A particular bottleneck in our KDD ‘14 work was in building predictive models for every programming question we designed. It is a time consuming and human-intensive effort. Extending our work, we conceived a way to transform program features from each question onto a question-independent space. This question-independent space quantified a program’s correctness without the help of labeled data. Such a metric allowed us to compare programs attempting different questions on the same scale. We showed that supervised models learnt on these transformed features were able to predict as well as those learnt on question-specific features
Test cases evaluate whether a computer program is doing what it’s supposed to do. There are various ways to generate them – automatically based on specifications, say by ensuring code coverage or by subject matter experts (SMEs) who think through conditions based on the problem specification.

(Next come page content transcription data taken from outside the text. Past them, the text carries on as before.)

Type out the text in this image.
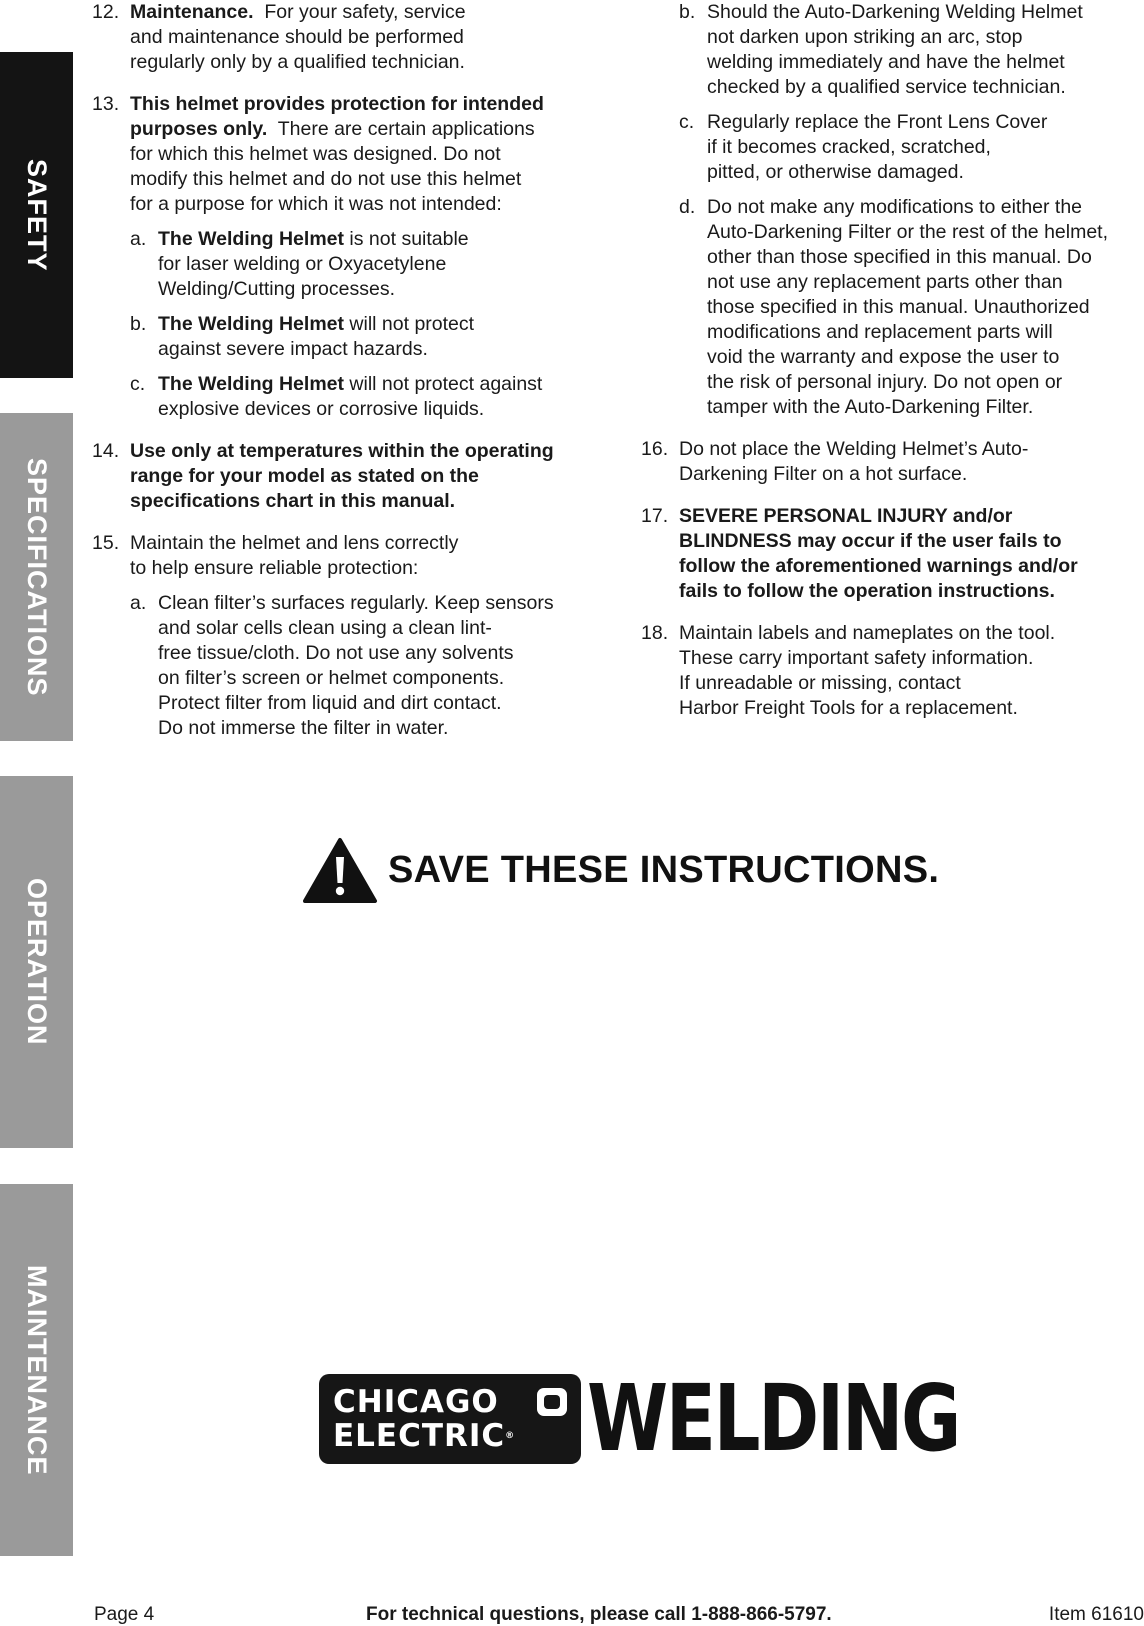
SAFETY
SPECIFICATIONS
OPERATION
MAINTENANCE
12. Maintenance.  For your safety, service
and maintenance should be performed
regularly only by a qualified technician.
13. This helmet provides protection for intended
purposes only.  There are certain applications
for which this helmet was designed. Do not
modify this helmet and do not use this helmet
for a purpose for which it was not intended:
a. The Welding Helmet is not suitable
for laser welding or Oxyacetylene
Welding/Cutting processes.
b. The Welding Helmet will not protect
against severe impact hazards.
c. The Welding Helmet will not protect against
explosive devices or corrosive liquids.
14. Use only at temperatures within the operating
range for your model as stated on the
specifications chart in this manual.
15. Maintain the helmet and lens correctly
to help ensure reliable protection:
a. Clean filter’s surfaces regularly. Keep sensors
and solar cells clean using a clean lint-
free tissue/cloth. Do not use any solvents
on filter’s screen or helmet components.
Protect filter from liquid and dirt contact.
Do not immerse the filter in water.
b. Should the Auto-Darkening Welding Helmet
not darken upon striking an arc, stop
welding immediately and have the helmet
checked by a qualified service technician.
c. Regularly replace the Front Lens Cover
if it becomes cracked, scratched,
pitted, or otherwise damaged.
d. Do not make any modifications to either the
Auto-Darkening Filter or the rest of the helmet,
other than those specified in this manual. Do
not use any replacement parts other than
those specified in this manual. Unauthorized
modifications and replacement parts will
void the warranty and expose the user to
the risk of personal injury. Do not open or
tamper with the Auto-Darkening Filter.
16. Do not place the Welding Helmet’s Auto-
Darkening Filter on a hot surface.
17. SEVERE PERSONAL INJURY and/or
BLINDNESS may occur if the user fails to
follow the aforementioned warnings and/or
fails to follow the operation instructions.
18. Maintain labels and nameplates on the tool.
These carry important safety information.
If unreadable or missing, contact
Harbor Freight Tools for a replacement.
SAVE THESE INSTRUCTIONS.
CHICAGO
ELECTRIC® WELDING
Page 4	For technical questions, please call 1-888-866-5797.	Item 61610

We asked ourselves whether there was something we could learn by looking at how student programs responded to test cases. Could this help us design better test cases or find flaws in them? By looking at such responses from a data-driven perspective, we wanted to know whether we could .a. design better test cases .b. understand whether there existed any clusters in the way responses on test cases were obtained and .c. whether we could discover salient concepts needed to solve a particular programming problem, which would then inform us of the right pedagogical interventions. We built a cool tool which helped us look at statistics on over 2500 test cases spread across over fifty programming problems attempted by nearly 18,000 students and job-seekers in a span of four weeks!